If you’ve ever been to Hawaii the local place names can get really confusing. It’s because the Hawaiian alphabet only has 13 letters, and 5 of those are the vowels, so everywhere sort of sounds the same.
Nvidia seems to have a similar issue, where they only like to use the letters D, S, L in various random combinations to pretty much describe everything they release. Kukae, Nvidia, very kukae… . The recent addition of DLDSR has brought the confusion up to comedy levels.
Anyway, so here’s a quick summary as I see it. I’m not sure it will help, but I wrote it now.
DSR = Dynamic Super Resolution. This is something where you get the game to render a higher resolution than you can see natively on your device. So you can now set your game to output 4K but play it on a 1440p monitor. This is called a ‘Downscaling’ technique. This is an image quality improvement tech, rather than a performance improvement. It’s often used for older games with the more powerful cards, meaning you’re trading framerate for a nicer looking image. AMD has their equivalents of Virtual Super Resolution (VSR) etc. DSR and VSR works on all cards.
DLDSR = Deep Learning Dynamic Super Resolution (whew). This is similar to DSR, in that it’s a ‘downscaler’ for when you want to improve the image quality. Like DSR, you set the game to render at a virtual higher resolution and then DLDSR will downscale it to your native device resolution. The ‘deep learning’ bits are model that the AI tensor cores runs on RTX cards to improve what details it keeps in downscaling. This doesn’t improve framerates, it just tries to make it look nicer when you have headroom to do it.
NIS = Nvidia Image Scaling. This is where you have a lower game resolution and you want to render it to a higher native display. So you set your game to output 1080p and you see it upscaled on a 4K monitor or VR. On the AMD side they have FSR (Fidelity FX Super Resolution). This is an image performance improvement tech, rather than quality. It lets you play games in a higher resolution at a faster frame rate. NIS and FSR work on all cards.
DLSS = Deep Learning Super Sampling. This is another ‘upscaling’ tech, similar to NIS/FSR, but using something called the AI tensor core hardware of the Nvidia RTX cards that have it. Machine learning has been used to generate a model of how best to fill in the missing info when the upscale works.
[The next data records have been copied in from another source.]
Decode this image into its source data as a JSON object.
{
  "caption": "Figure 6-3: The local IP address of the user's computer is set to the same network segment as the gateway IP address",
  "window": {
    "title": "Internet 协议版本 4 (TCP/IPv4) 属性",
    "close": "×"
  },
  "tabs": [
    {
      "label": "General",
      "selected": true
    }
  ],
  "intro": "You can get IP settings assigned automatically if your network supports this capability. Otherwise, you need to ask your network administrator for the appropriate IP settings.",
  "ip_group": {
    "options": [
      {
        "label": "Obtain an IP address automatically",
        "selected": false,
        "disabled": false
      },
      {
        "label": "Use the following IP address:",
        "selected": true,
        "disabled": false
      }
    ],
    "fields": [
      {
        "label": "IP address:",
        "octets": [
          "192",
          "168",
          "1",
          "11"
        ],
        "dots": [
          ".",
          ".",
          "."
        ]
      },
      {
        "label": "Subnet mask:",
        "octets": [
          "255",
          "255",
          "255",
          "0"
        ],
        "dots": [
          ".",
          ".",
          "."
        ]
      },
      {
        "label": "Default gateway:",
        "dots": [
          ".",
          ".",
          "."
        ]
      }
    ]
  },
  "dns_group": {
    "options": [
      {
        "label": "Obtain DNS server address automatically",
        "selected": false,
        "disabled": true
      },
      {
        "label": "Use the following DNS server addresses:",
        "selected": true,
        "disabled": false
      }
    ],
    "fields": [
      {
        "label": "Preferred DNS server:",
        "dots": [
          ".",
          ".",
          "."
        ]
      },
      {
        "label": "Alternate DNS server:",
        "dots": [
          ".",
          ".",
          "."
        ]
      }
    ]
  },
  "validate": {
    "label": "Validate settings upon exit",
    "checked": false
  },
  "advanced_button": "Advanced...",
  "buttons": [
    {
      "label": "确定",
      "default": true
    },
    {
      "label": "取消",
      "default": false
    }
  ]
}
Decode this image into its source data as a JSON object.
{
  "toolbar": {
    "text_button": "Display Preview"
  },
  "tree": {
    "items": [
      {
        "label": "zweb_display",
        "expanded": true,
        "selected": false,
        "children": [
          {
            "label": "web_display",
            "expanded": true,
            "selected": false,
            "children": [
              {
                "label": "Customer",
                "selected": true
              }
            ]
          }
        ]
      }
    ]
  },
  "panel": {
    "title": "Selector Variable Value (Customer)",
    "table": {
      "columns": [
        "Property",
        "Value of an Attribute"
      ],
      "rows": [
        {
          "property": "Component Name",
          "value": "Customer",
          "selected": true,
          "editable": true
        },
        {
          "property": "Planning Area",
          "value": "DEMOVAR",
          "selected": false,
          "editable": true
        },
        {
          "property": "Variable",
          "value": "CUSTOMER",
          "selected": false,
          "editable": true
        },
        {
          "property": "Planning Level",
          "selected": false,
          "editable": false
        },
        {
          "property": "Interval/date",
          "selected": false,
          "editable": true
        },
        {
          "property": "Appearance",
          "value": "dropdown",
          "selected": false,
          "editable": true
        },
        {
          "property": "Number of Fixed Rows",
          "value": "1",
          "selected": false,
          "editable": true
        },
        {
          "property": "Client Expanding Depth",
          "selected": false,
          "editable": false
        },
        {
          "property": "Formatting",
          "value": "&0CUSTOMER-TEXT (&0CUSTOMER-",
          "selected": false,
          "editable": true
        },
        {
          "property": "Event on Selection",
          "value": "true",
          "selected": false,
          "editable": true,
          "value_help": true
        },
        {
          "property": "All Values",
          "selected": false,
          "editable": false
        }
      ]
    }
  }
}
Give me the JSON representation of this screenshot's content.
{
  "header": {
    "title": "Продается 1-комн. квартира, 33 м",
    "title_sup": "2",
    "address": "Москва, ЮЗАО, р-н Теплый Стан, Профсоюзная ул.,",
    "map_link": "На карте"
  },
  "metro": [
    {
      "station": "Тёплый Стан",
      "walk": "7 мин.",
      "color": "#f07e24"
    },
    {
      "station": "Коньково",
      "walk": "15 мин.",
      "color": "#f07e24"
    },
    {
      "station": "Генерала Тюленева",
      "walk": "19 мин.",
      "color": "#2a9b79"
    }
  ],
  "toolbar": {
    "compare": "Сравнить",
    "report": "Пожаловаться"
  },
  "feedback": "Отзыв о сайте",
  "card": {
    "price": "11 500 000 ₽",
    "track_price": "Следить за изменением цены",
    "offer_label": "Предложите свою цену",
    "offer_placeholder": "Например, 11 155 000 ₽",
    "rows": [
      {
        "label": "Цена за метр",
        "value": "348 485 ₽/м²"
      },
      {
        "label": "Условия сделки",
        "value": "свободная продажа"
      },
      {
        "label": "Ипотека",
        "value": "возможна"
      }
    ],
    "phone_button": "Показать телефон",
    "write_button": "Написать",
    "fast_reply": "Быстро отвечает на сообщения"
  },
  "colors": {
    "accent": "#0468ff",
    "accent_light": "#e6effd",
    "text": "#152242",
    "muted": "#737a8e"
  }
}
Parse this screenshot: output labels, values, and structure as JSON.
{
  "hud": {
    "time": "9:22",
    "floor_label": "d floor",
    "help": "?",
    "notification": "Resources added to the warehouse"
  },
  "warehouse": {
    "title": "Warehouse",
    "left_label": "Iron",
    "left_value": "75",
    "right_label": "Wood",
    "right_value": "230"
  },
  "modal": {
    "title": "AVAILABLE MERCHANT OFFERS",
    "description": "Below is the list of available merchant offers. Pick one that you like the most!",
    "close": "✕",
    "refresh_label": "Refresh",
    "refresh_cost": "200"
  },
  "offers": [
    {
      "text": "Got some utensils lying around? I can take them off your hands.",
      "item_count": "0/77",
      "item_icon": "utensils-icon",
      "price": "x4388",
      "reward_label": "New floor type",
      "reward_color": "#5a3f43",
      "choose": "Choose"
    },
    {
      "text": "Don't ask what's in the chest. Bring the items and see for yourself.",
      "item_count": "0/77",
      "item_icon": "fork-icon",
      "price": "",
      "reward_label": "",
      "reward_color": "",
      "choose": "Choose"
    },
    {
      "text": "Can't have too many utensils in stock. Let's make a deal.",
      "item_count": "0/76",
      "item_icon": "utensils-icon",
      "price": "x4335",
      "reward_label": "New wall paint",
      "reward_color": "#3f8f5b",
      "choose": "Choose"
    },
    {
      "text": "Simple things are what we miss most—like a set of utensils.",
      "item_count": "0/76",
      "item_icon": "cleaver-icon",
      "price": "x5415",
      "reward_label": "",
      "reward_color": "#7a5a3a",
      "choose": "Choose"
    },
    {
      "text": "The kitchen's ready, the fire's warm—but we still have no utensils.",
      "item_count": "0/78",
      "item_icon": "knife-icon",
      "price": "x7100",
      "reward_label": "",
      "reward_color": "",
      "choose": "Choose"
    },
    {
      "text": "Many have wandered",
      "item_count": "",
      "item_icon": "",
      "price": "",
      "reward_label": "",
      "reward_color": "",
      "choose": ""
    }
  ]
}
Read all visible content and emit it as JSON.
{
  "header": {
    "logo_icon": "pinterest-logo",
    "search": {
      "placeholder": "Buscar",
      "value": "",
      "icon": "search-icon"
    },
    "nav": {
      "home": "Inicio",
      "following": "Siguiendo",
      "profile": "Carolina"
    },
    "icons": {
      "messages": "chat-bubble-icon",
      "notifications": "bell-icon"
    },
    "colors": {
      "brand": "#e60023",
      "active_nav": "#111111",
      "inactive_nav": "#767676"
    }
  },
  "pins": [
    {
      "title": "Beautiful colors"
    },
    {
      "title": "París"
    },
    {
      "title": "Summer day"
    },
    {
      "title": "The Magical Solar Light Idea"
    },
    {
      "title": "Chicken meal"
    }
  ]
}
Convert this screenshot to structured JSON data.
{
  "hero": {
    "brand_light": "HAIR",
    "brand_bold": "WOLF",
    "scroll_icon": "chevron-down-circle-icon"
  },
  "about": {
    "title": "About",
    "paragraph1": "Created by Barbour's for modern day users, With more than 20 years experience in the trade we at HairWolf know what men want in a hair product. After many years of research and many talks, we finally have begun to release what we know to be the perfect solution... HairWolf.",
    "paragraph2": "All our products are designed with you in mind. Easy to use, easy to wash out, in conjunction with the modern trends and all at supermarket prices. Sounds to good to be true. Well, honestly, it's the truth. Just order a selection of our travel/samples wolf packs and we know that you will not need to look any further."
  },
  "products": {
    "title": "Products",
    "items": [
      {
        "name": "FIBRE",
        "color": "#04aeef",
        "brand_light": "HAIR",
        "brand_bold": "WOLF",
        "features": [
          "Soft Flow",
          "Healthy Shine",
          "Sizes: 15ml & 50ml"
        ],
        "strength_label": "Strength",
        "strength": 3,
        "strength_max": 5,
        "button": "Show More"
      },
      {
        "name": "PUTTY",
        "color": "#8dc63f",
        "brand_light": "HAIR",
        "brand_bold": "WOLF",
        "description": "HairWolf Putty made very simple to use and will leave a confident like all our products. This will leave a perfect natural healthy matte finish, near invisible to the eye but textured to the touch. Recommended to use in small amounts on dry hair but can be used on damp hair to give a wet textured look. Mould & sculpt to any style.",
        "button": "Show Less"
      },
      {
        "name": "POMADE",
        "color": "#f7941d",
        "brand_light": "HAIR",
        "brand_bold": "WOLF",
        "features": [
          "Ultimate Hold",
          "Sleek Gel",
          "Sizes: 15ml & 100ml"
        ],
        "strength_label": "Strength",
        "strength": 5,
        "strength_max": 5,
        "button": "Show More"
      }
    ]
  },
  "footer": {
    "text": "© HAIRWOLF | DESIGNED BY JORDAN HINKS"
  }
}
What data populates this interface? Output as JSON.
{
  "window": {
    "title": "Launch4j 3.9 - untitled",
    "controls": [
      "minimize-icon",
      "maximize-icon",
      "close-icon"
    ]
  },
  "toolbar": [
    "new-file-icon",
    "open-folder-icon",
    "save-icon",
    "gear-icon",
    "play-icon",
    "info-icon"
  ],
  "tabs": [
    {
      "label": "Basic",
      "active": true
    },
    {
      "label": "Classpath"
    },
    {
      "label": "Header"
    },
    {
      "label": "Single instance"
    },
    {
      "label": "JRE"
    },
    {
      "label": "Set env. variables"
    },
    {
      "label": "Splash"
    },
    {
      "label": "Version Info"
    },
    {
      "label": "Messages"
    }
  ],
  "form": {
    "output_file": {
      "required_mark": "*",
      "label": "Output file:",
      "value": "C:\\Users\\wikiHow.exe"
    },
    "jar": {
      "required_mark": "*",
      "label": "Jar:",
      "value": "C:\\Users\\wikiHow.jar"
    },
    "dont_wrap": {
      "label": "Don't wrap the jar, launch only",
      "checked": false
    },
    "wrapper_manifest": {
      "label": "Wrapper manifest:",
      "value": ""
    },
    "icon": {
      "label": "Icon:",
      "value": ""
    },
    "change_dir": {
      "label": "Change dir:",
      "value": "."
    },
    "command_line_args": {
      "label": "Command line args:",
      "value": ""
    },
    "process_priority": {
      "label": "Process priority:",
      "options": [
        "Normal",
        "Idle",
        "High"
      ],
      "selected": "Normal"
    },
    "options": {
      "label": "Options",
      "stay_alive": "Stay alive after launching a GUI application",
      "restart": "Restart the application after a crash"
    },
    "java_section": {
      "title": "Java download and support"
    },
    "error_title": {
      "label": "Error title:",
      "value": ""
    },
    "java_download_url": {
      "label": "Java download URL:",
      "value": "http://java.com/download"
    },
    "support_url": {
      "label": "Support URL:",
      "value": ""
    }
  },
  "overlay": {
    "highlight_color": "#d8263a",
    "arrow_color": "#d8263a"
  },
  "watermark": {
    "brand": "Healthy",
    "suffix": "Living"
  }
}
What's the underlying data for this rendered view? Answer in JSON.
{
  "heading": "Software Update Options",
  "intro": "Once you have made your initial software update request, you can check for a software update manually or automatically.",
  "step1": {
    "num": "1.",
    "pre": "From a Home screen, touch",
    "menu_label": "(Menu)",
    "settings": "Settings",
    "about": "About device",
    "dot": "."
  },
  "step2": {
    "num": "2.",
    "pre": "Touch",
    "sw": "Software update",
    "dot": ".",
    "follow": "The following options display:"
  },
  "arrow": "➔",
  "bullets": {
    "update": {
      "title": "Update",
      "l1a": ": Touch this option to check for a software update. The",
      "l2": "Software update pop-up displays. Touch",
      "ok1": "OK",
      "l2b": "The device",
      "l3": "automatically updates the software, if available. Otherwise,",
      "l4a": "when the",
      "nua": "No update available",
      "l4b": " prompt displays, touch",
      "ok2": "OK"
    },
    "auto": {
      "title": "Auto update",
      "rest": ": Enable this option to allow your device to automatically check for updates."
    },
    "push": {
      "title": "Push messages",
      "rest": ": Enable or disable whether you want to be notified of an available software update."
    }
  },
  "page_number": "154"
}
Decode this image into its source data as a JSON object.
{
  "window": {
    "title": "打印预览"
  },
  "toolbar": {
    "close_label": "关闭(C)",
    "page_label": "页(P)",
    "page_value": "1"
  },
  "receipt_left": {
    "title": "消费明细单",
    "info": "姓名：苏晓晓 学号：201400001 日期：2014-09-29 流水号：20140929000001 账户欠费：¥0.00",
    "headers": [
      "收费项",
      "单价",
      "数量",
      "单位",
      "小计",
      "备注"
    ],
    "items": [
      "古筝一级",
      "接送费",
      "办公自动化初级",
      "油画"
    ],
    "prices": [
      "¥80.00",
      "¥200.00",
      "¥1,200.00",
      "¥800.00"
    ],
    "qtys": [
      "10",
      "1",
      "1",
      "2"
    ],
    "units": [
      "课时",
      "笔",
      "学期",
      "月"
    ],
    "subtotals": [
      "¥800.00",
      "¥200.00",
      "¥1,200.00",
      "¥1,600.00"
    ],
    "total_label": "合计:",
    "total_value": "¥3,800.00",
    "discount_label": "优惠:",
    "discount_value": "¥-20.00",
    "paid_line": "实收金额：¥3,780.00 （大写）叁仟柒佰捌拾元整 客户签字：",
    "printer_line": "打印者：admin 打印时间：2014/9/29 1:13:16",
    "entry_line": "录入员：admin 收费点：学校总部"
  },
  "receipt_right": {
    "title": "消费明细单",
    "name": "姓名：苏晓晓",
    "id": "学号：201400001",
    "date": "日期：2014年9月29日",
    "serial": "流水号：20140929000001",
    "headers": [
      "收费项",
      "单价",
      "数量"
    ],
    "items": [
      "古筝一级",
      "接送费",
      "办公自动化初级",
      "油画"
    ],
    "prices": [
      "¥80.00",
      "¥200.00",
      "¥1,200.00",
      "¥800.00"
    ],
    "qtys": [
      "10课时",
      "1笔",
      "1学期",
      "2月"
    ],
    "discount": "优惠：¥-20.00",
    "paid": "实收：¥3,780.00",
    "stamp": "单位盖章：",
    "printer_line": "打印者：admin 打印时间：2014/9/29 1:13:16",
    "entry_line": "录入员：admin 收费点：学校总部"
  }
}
DLSS uses a series of frames to try to predict what to fill in with upscaling, so the game needs to co-operate with giving that buffer info in the right way - so it’s not that the game needs to be submitted to Nvidia for AI model training or anything fancy like that, it’s more just a case it needs to provide runtime info in a certain way via the API. Again, this is a performance improvement tech.
Do These Work for All Games?
Pretty much yes. DLSS does need to be enabled per game, but the others work with ‘virtual resolutions’ so you can trick anything to work up or downscaling. It’s nearly always best when the game does these algorithm’s itself (like incorporates NIS as part of it’s render pipeline) because then the game engine can take advantage more of what’s not being shown - by the time it gets to the driver texture output, it’s a bit late, or rather could be more efficient and look better.
Do These Work For VR?
Normally, no. Things like 2D games have a firm definition of what the final output resolution is, while in VR that’s a bit more fluid and dependent of it using Oculus, OpenVR, OpenXR etc. which all express it differently. Things like FSR and NIS have been used as ‘application layers’ in something called the VR Compositor (the things that brings together all the things to render to the device), but it would be better if the VR title itself incorporated them in its render pipeline itself.
Is This Just To Make The Nvidia AI Cores Do Something So People Feel Better About $2000?
Pretty much. It’s sort of a ‘feature war’ with AMD, and often the results are literally arguing over the number of angels on a texture. I think with the acronym assault going on perhaps Nvidia are just trying to get people to use the Geforce Experience to set their graphics settings - as in ‘I have no idea what these mean, let Nvidia do it for me’.